Le invité a seguir con la mirada.

—Observo que la insolidaridad, que en el pasado desunió a la generación de nuestros padres, sigue instalada en gran parte de los españoles por herencia o por extensión. Y con los mismos prejuicios. ¿Se puede eliminar el estereotipo de buenos y malos? El comportamiento de Blas y Jesús induce a pensar: ¿ellos son la excepción o la regla de los protagonistas de su bando? ¿Quiénes eran los buenos y quiénes los malos? O mejor dicho, ¿un bando era absolutamente bueno y el otro absolutamente malo? He estado fuera del reciente acontecer español, pero sé que mi clase fue históricamente marginada, perseguida y matada de hambre. Siempre estuve seguro de mis actos y convicciones, sin titubeos. He sido obediente con el discurrir de mi vida. Me he movido en una dirección, sin salirme de la ruta. Aquella gente rusa fue buena, espléndida, y ahora Blas y Jesús muestran una generosidad impensada en tan obstinados enemigos de las izquierdas, o lo que es lo mismo, de la masa proletaria despreciada.

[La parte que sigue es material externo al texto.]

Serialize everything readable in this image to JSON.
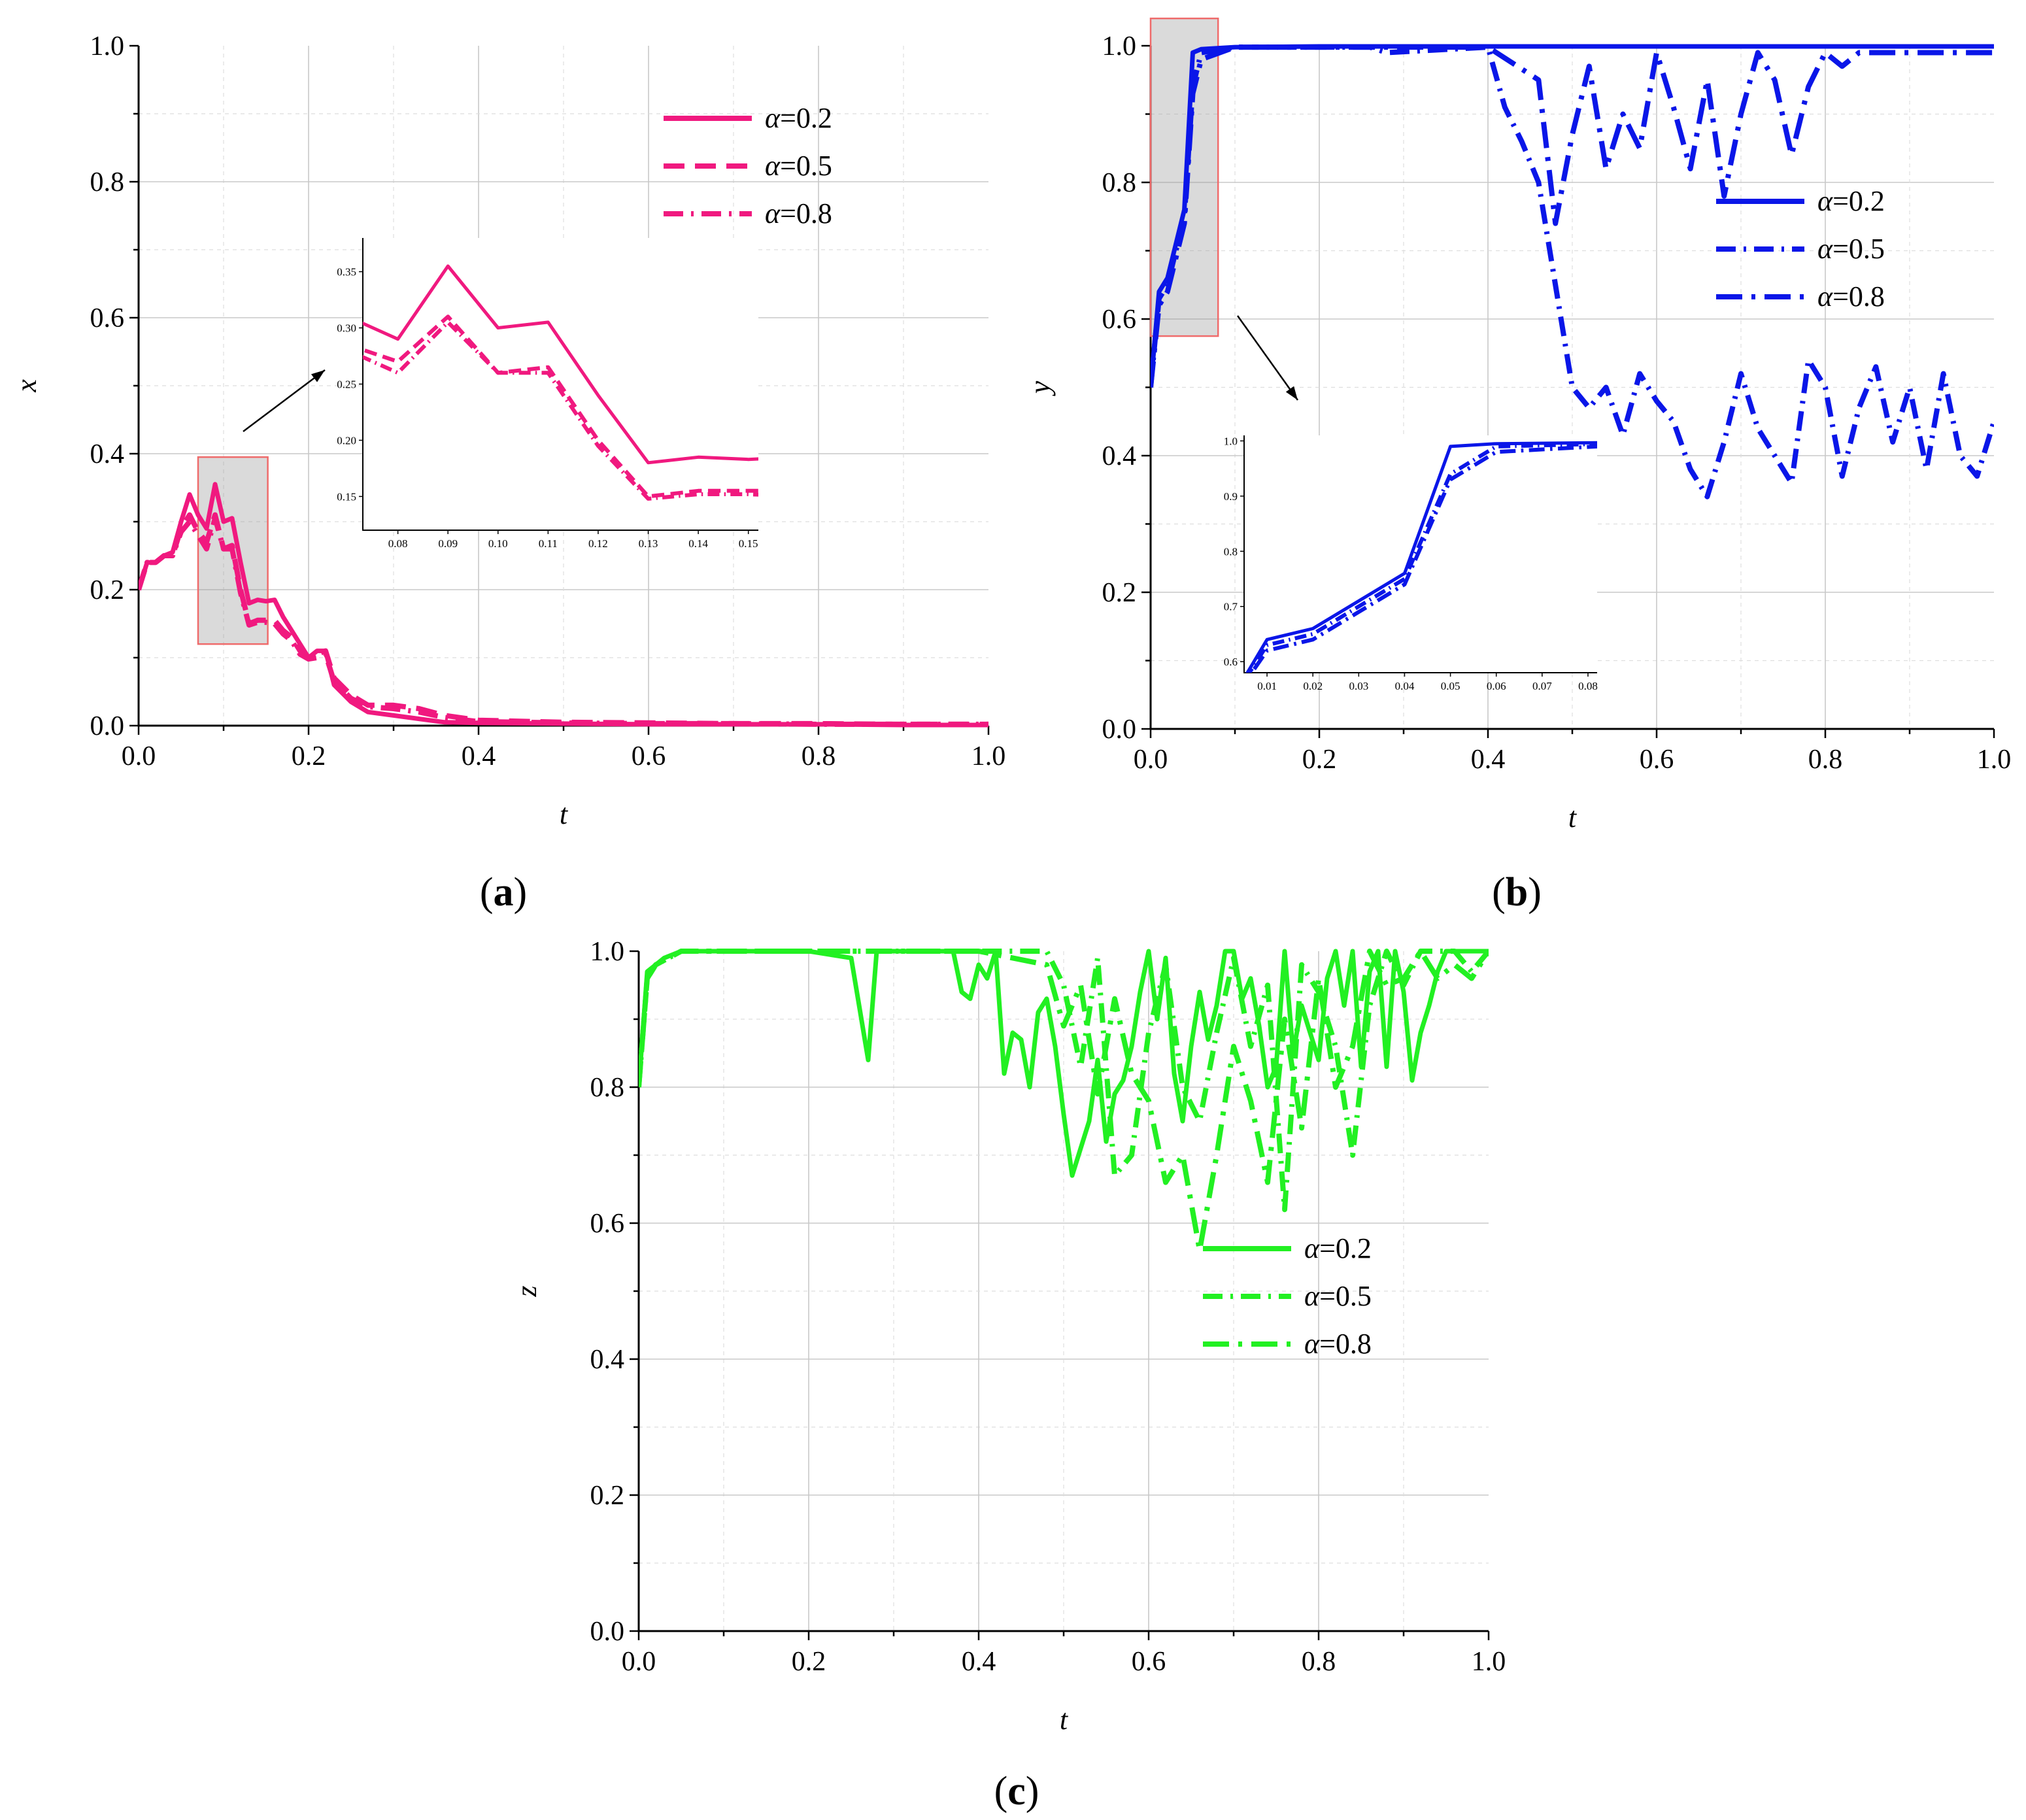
{
  "figure_title": "",
  "chart_data": [
    {
      "panel": "(a)",
      "type": "line",
      "xlabel": "t",
      "ylabel": "x",
      "xlim": [
        0,
        1
      ],
      "ylim": [
        0,
        1
      ],
      "xticks": [
        "0.0",
        "0.2",
        "0.4",
        "0.6",
        "0.8",
        "1.0"
      ],
      "yticks": [
        "0.0",
        "0.2",
        "0.4",
        "0.6",
        "0.8",
        "1.0"
      ],
      "color": "#f0197f",
      "legend_position": "top-right",
      "series": [
        {
          "name": "α=0.2",
          "style": "solid",
          "x": [
            0,
            0.01,
            0.02,
            0.03,
            0.04,
            0.05,
            0.06,
            0.07,
            0.08,
            0.09,
            0.1,
            0.11,
            0.12,
            0.13,
            0.14,
            0.15,
            0.16,
            0.17,
            0.18,
            0.19,
            0.2,
            0.21,
            0.22,
            0.23,
            0.25,
            0.27,
            0.3,
            0.33,
            0.36,
            0.4,
            0.5,
            0.6,
            0.7,
            0.8,
            0.9,
            1.0
          ],
          "y": [
            0.2,
            0.24,
            0.24,
            0.25,
            0.255,
            0.3,
            0.34,
            0.31,
            0.29,
            0.355,
            0.3,
            0.305,
            0.24,
            0.18,
            0.185,
            0.183,
            0.185,
            0.16,
            0.14,
            0.12,
            0.1,
            0.11,
            0.11,
            0.06,
            0.035,
            0.02,
            0.015,
            0.01,
            0.005,
            0.004,
            0.003,
            0.002,
            0.002,
            0.002,
            0.001,
            0.001
          ]
        },
        {
          "name": "α=0.5",
          "style": "dashed",
          "x": [
            0,
            0.01,
            0.02,
            0.03,
            0.04,
            0.05,
            0.06,
            0.07,
            0.08,
            0.09,
            0.1,
            0.11,
            0.12,
            0.13,
            0.14,
            0.15,
            0.16,
            0.17,
            0.18,
            0.19,
            0.2,
            0.21,
            0.22,
            0.23,
            0.25,
            0.27,
            0.3,
            0.33,
            0.36,
            0.4,
            0.5,
            0.6,
            0.7,
            0.8,
            0.9,
            1.0
          ],
          "y": [
            0.2,
            0.24,
            0.24,
            0.25,
            0.25,
            0.29,
            0.31,
            0.285,
            0.27,
            0.31,
            0.26,
            0.265,
            0.2,
            0.15,
            0.155,
            0.155,
            0.155,
            0.14,
            0.13,
            0.11,
            0.1,
            0.105,
            0.11,
            0.07,
            0.045,
            0.03,
            0.03,
            0.025,
            0.015,
            0.008,
            0.005,
            0.004,
            0.003,
            0.003,
            0.002,
            0.002
          ]
        },
        {
          "name": "α=0.8",
          "style": "dash-dot",
          "x": [
            0,
            0.01,
            0.02,
            0.03,
            0.04,
            0.05,
            0.06,
            0.07,
            0.08,
            0.09,
            0.1,
            0.11,
            0.12,
            0.13,
            0.14,
            0.15,
            0.16,
            0.17,
            0.18,
            0.19,
            0.2,
            0.21,
            0.22,
            0.23,
            0.25,
            0.27,
            0.3,
            0.33,
            0.36,
            0.4,
            0.5,
            0.6,
            0.7,
            0.8,
            0.9,
            1.0
          ],
          "y": [
            0.2,
            0.24,
            0.24,
            0.25,
            0.25,
            0.285,
            0.3,
            0.28,
            0.26,
            0.305,
            0.26,
            0.26,
            0.195,
            0.148,
            0.152,
            0.152,
            0.15,
            0.135,
            0.125,
            0.105,
            0.098,
            0.1,
            0.105,
            0.065,
            0.04,
            0.028,
            0.025,
            0.02,
            0.012,
            0.006,
            0.004,
            0.003,
            0.003,
            0.002,
            0.002,
            0.002
          ]
        }
      ],
      "inset": {
        "xlim": [
          0.073,
          0.152
        ],
        "ylim": [
          0.12,
          0.38
        ],
        "xticks": [
          "0.08",
          "0.09",
          "0.10",
          "0.11",
          "0.12",
          "0.13",
          "0.14",
          "0.15"
        ],
        "yticks": [
          "0.15",
          "0.20",
          "0.25",
          "0.30",
          "0.35"
        ],
        "highlight_region": {
          "x": [
            0.07,
            0.152
          ],
          "y": [
            0.12,
            0.395
          ]
        }
      }
    },
    {
      "panel": "(b)",
      "type": "line",
      "xlabel": "t",
      "ylabel": "y",
      "xlim": [
        0,
        1
      ],
      "ylim": [
        0,
        1
      ],
      "xticks": [
        "0.0",
        "0.2",
        "0.4",
        "0.6",
        "0.8",
        "1.0"
      ],
      "yticks": [
        "0.0",
        "0.2",
        "0.4",
        "0.6",
        "0.8",
        "1.0"
      ],
      "color": "#0a16e8",
      "legend_position": "center-right",
      "series": [
        {
          "name": "α=0.2",
          "style": "solid",
          "x": [
            0,
            0.01,
            0.02,
            0.03,
            0.04,
            0.05,
            0.06,
            0.1,
            0.2,
            0.4,
            0.6,
            0.8,
            1.0
          ],
          "y": [
            0.5,
            0.64,
            0.66,
            0.71,
            0.76,
            0.99,
            0.995,
            0.998,
            0.999,
            0.999,
            0.999,
            0.999,
            0.999
          ]
        },
        {
          "name": "α=0.5",
          "style": "dash-dot",
          "x": [
            0,
            0.01,
            0.02,
            0.03,
            0.04,
            0.05,
            0.06,
            0.1,
            0.2,
            0.26,
            0.28,
            0.4,
            0.42,
            0.44,
            0.46,
            0.48,
            0.5,
            0.52,
            0.54,
            0.56,
            0.58,
            0.6,
            0.62,
            0.64,
            0.66,
            0.68,
            0.7,
            0.72,
            0.74,
            0.76,
            0.78,
            0.8,
            0.82,
            0.84,
            0.86,
            0.88,
            0.9,
            0.92,
            0.94,
            0.96,
            0.98,
            1.0
          ],
          "y": [
            0.5,
            0.63,
            0.65,
            0.7,
            0.75,
            0.94,
            0.99,
            0.998,
            0.998,
            0.998,
            0.99,
            0.998,
            0.91,
            0.86,
            0.8,
            0.65,
            0.5,
            0.47,
            0.5,
            0.43,
            0.52,
            0.48,
            0.45,
            0.38,
            0.34,
            0.42,
            0.52,
            0.44,
            0.4,
            0.36,
            0.54,
            0.5,
            0.37,
            0.47,
            0.53,
            0.42,
            0.5,
            0.38,
            0.52,
            0.4,
            0.37,
            0.45
          ]
        },
        {
          "name": "α=0.8",
          "style": "dash-dot-long",
          "x": [
            0,
            0.01,
            0.02,
            0.03,
            0.04,
            0.05,
            0.06,
            0.1,
            0.2,
            0.4,
            0.46,
            0.48,
            0.5,
            0.52,
            0.54,
            0.56,
            0.58,
            0.6,
            0.62,
            0.64,
            0.66,
            0.68,
            0.7,
            0.72,
            0.74,
            0.76,
            0.78,
            0.8,
            0.82,
            0.84,
            0.86,
            0.88,
            0.9,
            0.92,
            0.94,
            0.96,
            0.98,
            1.0
          ],
          "y": [
            0.5,
            0.62,
            0.64,
            0.69,
            0.74,
            0.93,
            0.98,
            0.998,
            0.998,
            0.998,
            0.95,
            0.74,
            0.87,
            0.97,
            0.82,
            0.9,
            0.85,
            0.99,
            0.91,
            0.82,
            0.95,
            0.78,
            0.9,
            0.99,
            0.95,
            0.84,
            0.94,
            0.99,
            0.97,
            0.99,
            0.99,
            0.99,
            0.99,
            0.99,
            0.99,
            0.99,
            0.99,
            0.99
          ]
        }
      ],
      "inset": {
        "xlim": [
          0.005,
          0.082
        ],
        "ylim": [
          0.58,
          1.01
        ],
        "xticks": [
          "0.01",
          "0.02",
          "0.03",
          "0.04",
          "0.05",
          "0.06",
          "0.07",
          "0.08"
        ],
        "yticks": [
          "0.6",
          "0.7",
          "0.8",
          "0.9",
          "1.0"
        ],
        "highlight_region": {
          "x": [
            0.0,
            0.08
          ],
          "y": [
            0.575,
            1.04
          ]
        }
      }
    },
    {
      "panel": "(c)",
      "type": "line",
      "xlabel": "t",
      "ylabel": "z",
      "xlim": [
        0,
        1
      ],
      "ylim": [
        0,
        1
      ],
      "xticks": [
        "0.0",
        "0.2",
        "0.4",
        "0.6",
        "0.8",
        "1.0"
      ],
      "yticks": [
        "0.0",
        "0.2",
        "0.4",
        "0.6",
        "0.8",
        "1.0"
      ],
      "color": "#22f022",
      "legend_position": "center-right",
      "series": [
        {
          "name": "α=0.2",
          "style": "solid",
          "x": [
            0,
            0.01,
            0.02,
            0.03,
            0.05,
            0.1,
            0.2,
            0.25,
            0.27,
            0.28,
            0.3,
            0.37,
            0.38,
            0.39,
            0.4,
            0.41,
            0.42,
            0.43,
            0.44,
            0.45,
            0.46,
            0.47,
            0.48,
            0.49,
            0.5,
            0.51,
            0.52,
            0.53,
            0.54,
            0.55,
            0.56,
            0.57,
            0.58,
            0.59,
            0.6,
            0.61,
            0.62,
            0.63,
            0.64,
            0.65,
            0.66,
            0.67,
            0.68,
            0.69,
            0.7,
            0.71,
            0.72,
            0.73,
            0.74,
            0.75,
            0.76,
            0.77,
            0.78,
            0.79,
            0.8,
            0.81,
            0.82,
            0.83,
            0.84,
            0.85,
            0.86,
            0.87,
            0.88,
            0.89,
            0.9,
            0.91,
            0.92,
            0.93,
            0.94,
            0.95,
            0.96,
            0.97,
            0.98,
            0.99,
            1.0
          ],
          "y": [
            0.8,
            0.97,
            0.98,
            0.99,
            1.0,
            1.0,
            1.0,
            0.99,
            0.84,
            1.0,
            1.0,
            1.0,
            0.94,
            0.93,
            0.98,
            0.96,
            1.0,
            0.82,
            0.88,
            0.87,
            0.8,
            0.91,
            0.93,
            0.86,
            0.76,
            0.67,
            0.71,
            0.75,
            0.84,
            0.72,
            0.79,
            0.81,
            0.86,
            0.94,
            1.0,
            0.9,
            0.99,
            0.82,
            0.75,
            0.86,
            0.94,
            0.87,
            0.92,
            1.0,
            1.0,
            0.93,
            0.96,
            0.89,
            0.8,
            0.83,
            1.0,
            0.85,
            0.92,
            0.88,
            0.84,
            0.96,
            1.0,
            0.92,
            1.0,
            0.83,
            0.97,
            1.0,
            0.83,
            1.0,
            0.94,
            0.81,
            0.88,
            0.92,
            0.97,
            1.0,
            1.0,
            1.0,
            1.0,
            1.0,
            1.0
          ]
        },
        {
          "name": "α=0.5",
          "style": "dash-dot",
          "x": [
            0,
            0.01,
            0.02,
            0.05,
            0.1,
            0.4,
            0.48,
            0.5,
            0.52,
            0.54,
            0.56,
            0.58,
            0.6,
            0.62,
            0.64,
            0.66,
            0.68,
            0.7,
            0.72,
            0.74,
            0.76,
            0.78,
            0.8,
            0.82,
            0.84,
            0.86,
            0.88,
            0.9,
            0.92,
            0.94,
            0.96,
            0.98,
            1.0
          ],
          "y": [
            0.8,
            0.96,
            0.98,
            1.0,
            1.0,
            1.0,
            1.0,
            0.95,
            0.83,
            0.99,
            0.67,
            0.7,
            0.88,
            0.98,
            0.8,
            0.75,
            0.88,
            0.99,
            0.86,
            0.95,
            0.62,
            0.98,
            0.94,
            0.86,
            0.7,
            0.92,
            1.0,
            0.95,
            1.0,
            1.0,
            1.0,
            0.97,
            1.0
          ]
        },
        {
          "name": "α=0.8",
          "style": "dash-dot-long",
          "x": [
            0,
            0.01,
            0.02,
            0.05,
            0.1,
            0.4,
            0.48,
            0.5,
            0.52,
            0.54,
            0.56,
            0.58,
            0.6,
            0.62,
            0.64,
            0.66,
            0.68,
            0.7,
            0.72,
            0.74,
            0.76,
            0.78,
            0.8,
            0.82,
            0.84,
            0.86,
            0.88,
            0.9,
            0.92,
            0.94,
            0.96,
            0.98,
            1.0
          ],
          "y": [
            0.8,
            0.96,
            0.98,
            1.0,
            1.0,
            1.0,
            0.98,
            0.89,
            0.95,
            0.79,
            0.93,
            0.82,
            0.78,
            0.66,
            0.7,
            0.56,
            0.7,
            0.86,
            0.78,
            0.66,
            0.9,
            0.74,
            0.96,
            0.8,
            0.86,
            1.0,
            0.95,
            0.96,
            1.0,
            0.96,
            0.98,
            0.96,
            1.0
          ]
        }
      ]
    }
  ]
}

—Tu reflexión es simplista. Hay buenos y malos en todos lados. La bondad, como las flores, puede brotar en páramos inclementes. En cualquier caso, Blas no abjuró de sus ideas ni Jesús tampoco. Lo que hace no es por ti ni por Teresa sino por María.

—Eso es cierto, pero podía atender únicamente las necesidades de ella. No tenía por qué incluirnos en su filantropía. Da que pensar.

—Tienes mucho tiempo libre. No lo pierdas tratando de razonar el comportamiento humano ni busques motivos de discusión contigo mismo. Goza de la vida dentro de tus esquemas. Por cierto, ¿dónde están tus hijos y nietos?

—Están en Rusia, cada uno en su tarea. Pero el mundo es cada vez más pequeño. Vendrán cuando quieran, aquí hay sitio de sobra. Tienen la ventaja de que ellos pueden conducir sus vidas, lo que nos fue negado a Teresa y a mí y a varias generaciones de españoles y rusos.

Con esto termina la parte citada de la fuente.